On my way from Brazil to Vietnam, I had a 4 hours stop over in Istanbul and had to kill my time with some coffee and wifi. That was when I met Steve.

The coffee was crowded, so I asked him if we could share the table. After a while, we were talking about where we were heading and the place we were coming from, the stuff all travellers talk about. Steve was well spoken and polite. Soon enough he shared with me some main points of his life, as I was eager to listen.

Steve was born in Iraqi but now he is an American citizen and has been living in the US for few decades now, where he had a son and a daughter (if I can remember right), who are both adults. He worked for the US government as an agent for Homeland Security and the Department of Defense.
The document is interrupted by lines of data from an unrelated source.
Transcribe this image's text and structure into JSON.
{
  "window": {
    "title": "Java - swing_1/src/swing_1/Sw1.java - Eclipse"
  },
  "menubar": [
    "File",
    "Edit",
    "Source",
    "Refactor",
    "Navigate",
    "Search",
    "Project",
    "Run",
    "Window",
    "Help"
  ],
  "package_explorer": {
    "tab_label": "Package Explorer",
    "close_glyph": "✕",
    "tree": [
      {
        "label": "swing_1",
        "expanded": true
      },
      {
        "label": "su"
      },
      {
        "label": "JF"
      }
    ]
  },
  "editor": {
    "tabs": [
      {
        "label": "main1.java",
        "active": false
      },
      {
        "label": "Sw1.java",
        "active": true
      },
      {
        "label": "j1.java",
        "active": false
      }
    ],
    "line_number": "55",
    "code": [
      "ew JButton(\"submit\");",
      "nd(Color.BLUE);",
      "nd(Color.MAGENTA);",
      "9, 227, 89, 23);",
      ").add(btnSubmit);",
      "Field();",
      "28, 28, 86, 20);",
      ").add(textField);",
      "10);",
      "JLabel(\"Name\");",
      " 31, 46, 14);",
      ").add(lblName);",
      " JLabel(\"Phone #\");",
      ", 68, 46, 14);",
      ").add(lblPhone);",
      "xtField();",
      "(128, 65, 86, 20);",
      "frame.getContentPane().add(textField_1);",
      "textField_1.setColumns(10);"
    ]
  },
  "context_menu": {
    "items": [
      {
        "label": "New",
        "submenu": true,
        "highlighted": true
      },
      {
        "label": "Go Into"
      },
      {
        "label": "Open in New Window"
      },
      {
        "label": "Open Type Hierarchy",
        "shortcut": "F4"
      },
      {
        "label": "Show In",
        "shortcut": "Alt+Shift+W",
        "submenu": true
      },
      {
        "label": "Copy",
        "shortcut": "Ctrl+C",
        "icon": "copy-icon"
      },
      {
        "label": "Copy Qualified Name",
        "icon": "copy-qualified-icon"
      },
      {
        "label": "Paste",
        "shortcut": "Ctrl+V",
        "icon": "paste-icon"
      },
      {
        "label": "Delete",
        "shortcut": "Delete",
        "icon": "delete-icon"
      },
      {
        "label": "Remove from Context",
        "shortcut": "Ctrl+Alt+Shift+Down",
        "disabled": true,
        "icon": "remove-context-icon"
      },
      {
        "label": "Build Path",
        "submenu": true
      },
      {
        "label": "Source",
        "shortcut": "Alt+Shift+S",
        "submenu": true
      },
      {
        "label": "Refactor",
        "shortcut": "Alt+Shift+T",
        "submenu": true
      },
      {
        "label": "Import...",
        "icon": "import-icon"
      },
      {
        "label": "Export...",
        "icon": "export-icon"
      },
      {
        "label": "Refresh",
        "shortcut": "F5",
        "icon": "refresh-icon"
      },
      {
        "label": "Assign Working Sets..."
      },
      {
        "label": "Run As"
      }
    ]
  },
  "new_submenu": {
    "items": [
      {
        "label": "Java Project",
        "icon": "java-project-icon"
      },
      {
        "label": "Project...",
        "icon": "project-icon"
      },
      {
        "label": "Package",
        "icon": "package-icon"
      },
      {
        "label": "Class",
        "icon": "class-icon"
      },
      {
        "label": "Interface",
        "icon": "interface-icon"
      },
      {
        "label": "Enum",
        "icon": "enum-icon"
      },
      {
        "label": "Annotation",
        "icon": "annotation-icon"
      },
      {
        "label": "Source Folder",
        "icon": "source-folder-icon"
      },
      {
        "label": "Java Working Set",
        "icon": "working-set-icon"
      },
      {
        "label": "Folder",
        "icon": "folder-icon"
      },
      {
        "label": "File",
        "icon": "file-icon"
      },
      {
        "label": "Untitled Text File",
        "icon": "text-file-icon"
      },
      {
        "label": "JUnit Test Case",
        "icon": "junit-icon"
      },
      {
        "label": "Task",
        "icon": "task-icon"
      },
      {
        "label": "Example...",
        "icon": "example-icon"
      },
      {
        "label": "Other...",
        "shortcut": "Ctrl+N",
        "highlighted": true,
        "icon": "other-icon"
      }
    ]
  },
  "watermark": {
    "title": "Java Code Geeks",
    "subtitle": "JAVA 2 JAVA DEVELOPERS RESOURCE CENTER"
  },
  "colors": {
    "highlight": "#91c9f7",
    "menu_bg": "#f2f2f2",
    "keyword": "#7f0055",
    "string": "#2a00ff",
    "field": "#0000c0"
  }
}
At that day he was going form US to Iraqi to participate in some juridical issue, as he is trying to get back some properties Saddam Hussein’s government took from his family when he as child. He tells me that his father was killed and tortured by Hussein’s regime when he was 9 years old. He remembers coming back from the school, on that day he had passed his exams and his father had promissed him a bigger bike for that. The neighbours were waving at him from far. At first, he thought they were just greeting him, it was just when he approached the house that he saw the family dog dead by the gate, the doors open, officers carrying his father’s work papers, doors sealed. His father was never seen again not even his body was found to be buried and his family lost that property. He tells me this in a calm tone.

Later, in his youth, Steve himself had to deal with the same regime. He tells me about few times that he faced death. Once he was arrested for refusing to fight in the army. He was in a line waiting to be shot dead. He saw, before him, friends being shot, but when his turn approached, the officials were called in. They, then, decided to send him to the war front. According to him, this was a common practice in Hussein’s regime. Prisoners were sent to the war front, if they would die it was not a problem. And that was when he managed to scape. I cannot help myself but to keep imagining how is it to live with such memories?
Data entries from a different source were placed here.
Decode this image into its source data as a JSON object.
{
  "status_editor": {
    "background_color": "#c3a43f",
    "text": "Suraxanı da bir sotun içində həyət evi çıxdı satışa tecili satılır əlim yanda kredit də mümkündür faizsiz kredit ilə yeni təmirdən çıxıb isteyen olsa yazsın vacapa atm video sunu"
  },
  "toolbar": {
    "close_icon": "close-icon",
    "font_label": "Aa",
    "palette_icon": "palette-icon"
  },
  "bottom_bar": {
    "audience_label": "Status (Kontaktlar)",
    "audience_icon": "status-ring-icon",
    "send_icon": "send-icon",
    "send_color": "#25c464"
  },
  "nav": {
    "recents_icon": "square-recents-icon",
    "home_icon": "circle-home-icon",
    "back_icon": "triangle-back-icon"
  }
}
Later on, he flew to US with his family as a refugee, running away from the authorities that persecuted him. But he was not much closer to a peaceful life. Already married, and with a small child, he found out that someone was planning to set his house on fire, because of his nationality. So he had to run again. He made his life in the US, went to work for the government and even was sent to Iraqi again, with the US forces.
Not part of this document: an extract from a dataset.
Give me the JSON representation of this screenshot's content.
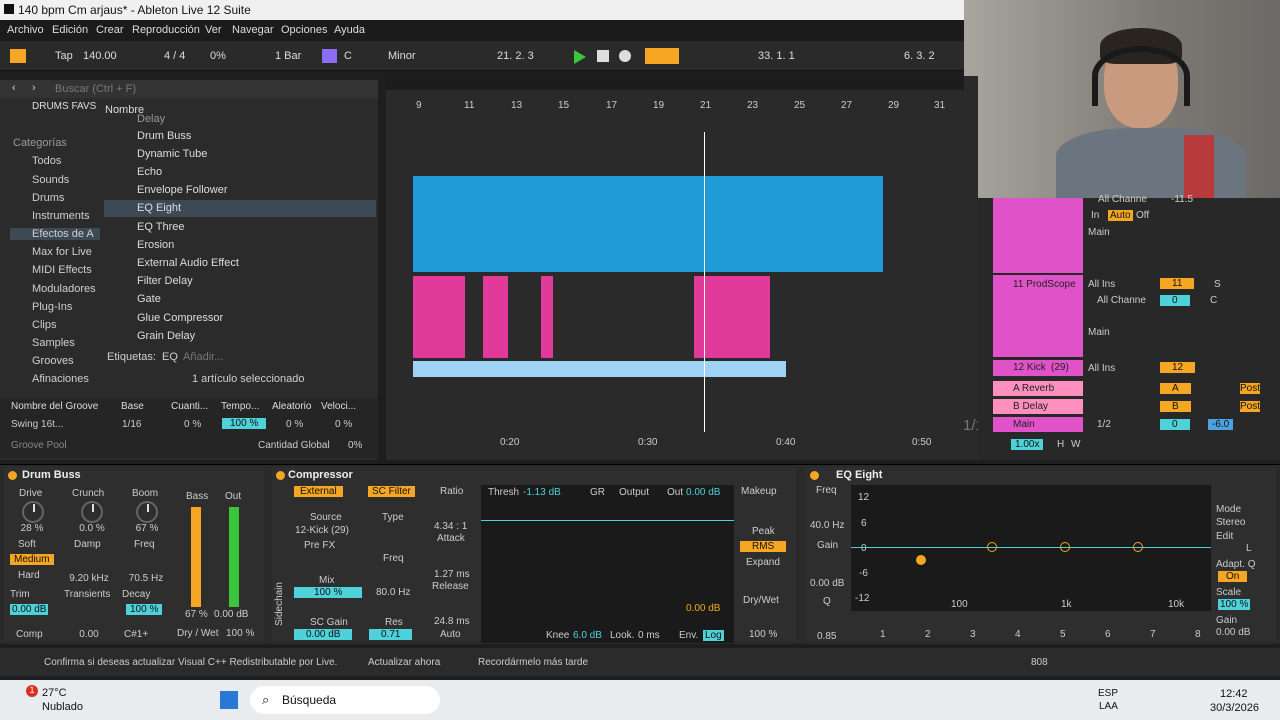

But he had forgotten the atrocities he lived in Iraqi and in some way, he had always voiced for democracy and the end of the war in his country. His brothers, he says, they moved on with their lives, turned the pages, and don’t want to have anything to do with Iraqi. But he, he cannot shut up, he says. He cannot forget, and he will never. He kept protesting against the war in his country. He set up a radio to voice for women rights in Iraqi. And he is fighting another battle. The US government is prosecuting him, claiming he misused money from the UN, donated to fund the radio in Iraqi. He says that this is retaliation because he denounced that the US forces in Iraqi were using the base as a brothel. According to him, the first accusations were of him being a Hussein’s spy, due to his demonstrations against the war in Iraqi. And now this trial about funds misuse.

He says he is happy that he is family is in the US, he couldn’t think of his daughter having to follow all the rules applied to women in Iraq and remember with certain nostalgia how was the country in his youth, before the was and totalitarian rule. That is what he wants to bring back. But I ask him, after he lost his job, his wife (who divorced him due to his devotion to the Iraqi radio), after being prosecuted, why he does he want to keep shouting about Iraq and democracy there? Why can’t he move on like his brothers and forget all about it and just live the normal American life? Wouldn’t it be easier? He just say: I can’t, that’s who I am.

I cannot really say if the allegations against him are true or not. I can only say that this was an amazing encounter and that Steve is a really passionate human being. I’m glad we shared that table and I really hope he can do something to bring democracy to Iraq.